“I wish you boys would go home,” said Katherine primly. “You’re altogether too rough for us little girls to play with. I think it’s horrid and nasty to play tricks on people when they’re asleep.” From her gently shocked and disapproving expression you never would have guessed that she was the one who had started it all.
“Come on home, fellows, we’re invited out,” said Uncle Teddy, with a pretended injured air. “It’s time we little gentlemen were in the hay—I mean the straw. Come on, Pitt, never mind looking for the tack; Mother will find it when she gets up in her stocking feet to see if she locked the door!” With which shot he retired in haste through the doorway and over to the other cabin, and just in time, for Aunt Clara sent a snowball flying after him that fell short by a bare inch.
Then she closed and barred the door, fixed the fire with hardwood which would last the rest of the night, plastered adhesive strips over the various blisters which the Winnebago feet had acquired on the long march, and tucked them all in warmly with a motherly pat and a goodnight kiss. After a twenty-mile walk in the open air a hard plank would be a comfortable resting place, and the straw filled and blanket padded bunks were far from the hard plank class. For the first time in the history of Winnebago sleeping parties there was strictly “nothing doing” after they were tucked in. Most of them fell asleep during the process of tucking.
Thus it was that when the first thump came at the door nobody stirred. A second thump followed like a blow from a battering ram. Aunt Clara sat up.
“Who’s there?” she called. No answer save a series of blows and thumps that threatened to break the door down.
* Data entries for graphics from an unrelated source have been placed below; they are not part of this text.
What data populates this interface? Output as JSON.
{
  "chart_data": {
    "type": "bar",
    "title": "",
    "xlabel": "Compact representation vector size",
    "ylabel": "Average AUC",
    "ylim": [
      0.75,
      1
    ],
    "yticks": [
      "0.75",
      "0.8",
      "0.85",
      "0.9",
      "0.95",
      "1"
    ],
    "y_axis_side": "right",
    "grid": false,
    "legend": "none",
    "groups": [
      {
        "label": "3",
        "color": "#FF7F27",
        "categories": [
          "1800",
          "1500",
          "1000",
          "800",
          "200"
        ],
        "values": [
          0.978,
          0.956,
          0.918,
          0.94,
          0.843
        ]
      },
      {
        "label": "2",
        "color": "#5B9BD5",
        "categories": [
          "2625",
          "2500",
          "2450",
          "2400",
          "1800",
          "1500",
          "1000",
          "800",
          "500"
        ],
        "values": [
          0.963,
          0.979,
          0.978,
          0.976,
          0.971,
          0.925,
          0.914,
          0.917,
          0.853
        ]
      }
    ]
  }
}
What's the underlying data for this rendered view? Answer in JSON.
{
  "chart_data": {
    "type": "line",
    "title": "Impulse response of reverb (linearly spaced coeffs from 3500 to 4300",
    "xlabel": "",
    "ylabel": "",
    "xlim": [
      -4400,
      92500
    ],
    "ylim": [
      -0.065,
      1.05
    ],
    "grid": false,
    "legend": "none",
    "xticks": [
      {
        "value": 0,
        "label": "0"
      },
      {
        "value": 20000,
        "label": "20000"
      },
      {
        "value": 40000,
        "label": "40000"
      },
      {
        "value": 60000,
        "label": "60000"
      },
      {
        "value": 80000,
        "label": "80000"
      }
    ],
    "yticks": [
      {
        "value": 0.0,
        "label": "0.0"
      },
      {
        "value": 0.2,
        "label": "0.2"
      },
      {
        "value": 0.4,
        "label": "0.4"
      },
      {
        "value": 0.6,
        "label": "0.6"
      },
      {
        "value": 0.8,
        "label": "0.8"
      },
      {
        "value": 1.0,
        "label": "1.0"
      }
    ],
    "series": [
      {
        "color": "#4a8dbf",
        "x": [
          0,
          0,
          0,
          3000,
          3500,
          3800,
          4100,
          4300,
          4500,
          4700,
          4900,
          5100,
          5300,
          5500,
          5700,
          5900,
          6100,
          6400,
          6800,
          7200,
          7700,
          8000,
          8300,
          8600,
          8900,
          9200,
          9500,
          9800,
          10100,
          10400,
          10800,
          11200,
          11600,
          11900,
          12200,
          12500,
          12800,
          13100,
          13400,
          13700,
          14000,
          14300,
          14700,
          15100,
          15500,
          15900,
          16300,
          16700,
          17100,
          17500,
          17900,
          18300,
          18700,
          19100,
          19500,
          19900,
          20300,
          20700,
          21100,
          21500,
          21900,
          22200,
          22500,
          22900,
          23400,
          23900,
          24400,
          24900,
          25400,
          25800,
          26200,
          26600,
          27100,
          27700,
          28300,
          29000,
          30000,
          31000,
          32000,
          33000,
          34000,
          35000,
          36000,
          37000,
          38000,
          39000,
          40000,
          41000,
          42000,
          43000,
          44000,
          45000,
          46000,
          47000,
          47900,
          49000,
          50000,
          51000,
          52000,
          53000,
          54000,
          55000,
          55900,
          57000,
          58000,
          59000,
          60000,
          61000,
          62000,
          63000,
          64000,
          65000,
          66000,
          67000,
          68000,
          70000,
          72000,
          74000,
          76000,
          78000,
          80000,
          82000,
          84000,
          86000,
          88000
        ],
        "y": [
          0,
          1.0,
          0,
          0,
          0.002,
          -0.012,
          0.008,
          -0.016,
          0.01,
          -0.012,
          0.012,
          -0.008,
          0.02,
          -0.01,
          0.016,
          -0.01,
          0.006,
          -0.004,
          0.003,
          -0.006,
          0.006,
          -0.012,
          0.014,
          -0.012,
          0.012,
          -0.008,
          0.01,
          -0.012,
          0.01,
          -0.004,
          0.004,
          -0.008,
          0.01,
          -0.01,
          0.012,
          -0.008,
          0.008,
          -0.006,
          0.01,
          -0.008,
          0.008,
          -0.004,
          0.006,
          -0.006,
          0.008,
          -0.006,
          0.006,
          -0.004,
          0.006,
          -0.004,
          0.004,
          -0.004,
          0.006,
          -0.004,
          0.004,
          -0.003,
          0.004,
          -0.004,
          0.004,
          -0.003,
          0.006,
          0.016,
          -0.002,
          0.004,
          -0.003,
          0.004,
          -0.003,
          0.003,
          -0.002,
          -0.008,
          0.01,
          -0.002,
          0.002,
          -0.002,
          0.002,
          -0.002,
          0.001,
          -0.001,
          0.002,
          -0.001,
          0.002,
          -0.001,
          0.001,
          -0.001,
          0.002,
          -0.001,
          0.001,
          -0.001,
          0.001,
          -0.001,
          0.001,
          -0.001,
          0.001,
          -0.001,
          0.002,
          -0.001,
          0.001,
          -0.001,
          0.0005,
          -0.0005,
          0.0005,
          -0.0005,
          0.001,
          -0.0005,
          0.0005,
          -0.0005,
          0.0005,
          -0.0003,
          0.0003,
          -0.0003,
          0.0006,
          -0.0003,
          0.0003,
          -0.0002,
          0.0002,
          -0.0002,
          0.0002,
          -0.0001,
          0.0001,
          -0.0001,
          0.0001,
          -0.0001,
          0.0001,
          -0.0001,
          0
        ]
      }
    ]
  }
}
The rest were awake by this time, trembling in their beds.
“Theodore, is that you?” shrieked Aunt Clara above the noise. “What do you want?” Again came a shower of blows, as if somebody were trying to force their way in with an axe. This time the bars gave way and the door swung inward. There was a loud bellowing, roaring sound, which seemed to their startled ears like a deep-throated whistle, and into the cabin there walked a cow. The girls shrieked and disappeared under the bed-clothes, for to their excited fancy she looked like a wild animal.
“Shoo, get out!” shouted Aunt Clara, throwing her slipper with neat aim into the cow’s face. Bossy looked reproachfully at her and walked farther into the cabin, standing close beside the row of bunks.
Katherine raised her head from the blanket to see what was going on and looked right into the open mouth of the creature as it stood over her. “Murder! It’s going to eat me up!” she shrieked, diving under the covers with a prolonged howl.
By this time Aunt Clara had found the whistle with which she always summoned her husband when she needed him and blew a long, shrill blast. A few minutes later Uncle Teddy appeared at the door, with a string of startled boys running out of their cabin behind him, and at a word of command from him, accompanied by several emphatic pokes and proddings, Mrs. Bossy meekly turned and walked out through the doorway, which was considerably the worse for her entrance. She had probably strayed from the nearest farmhouse and was suffering from the intense cold. Attracted by the light streaming from the little window of the cabin she had come to find shelter, and when nobody answered her first gentle knocks with her horns, she had taken matters into her own hands and become housebreaker. She was stabled in a lean-to shelter for the rest of the night and made comfortable with straw and a blanket.
“Isn’t it funny how all the suffering critters come to our hospitable door for shelter?” said Katherine at the breakfast table. “Just like Sandhelo. He came of his own accord, also.”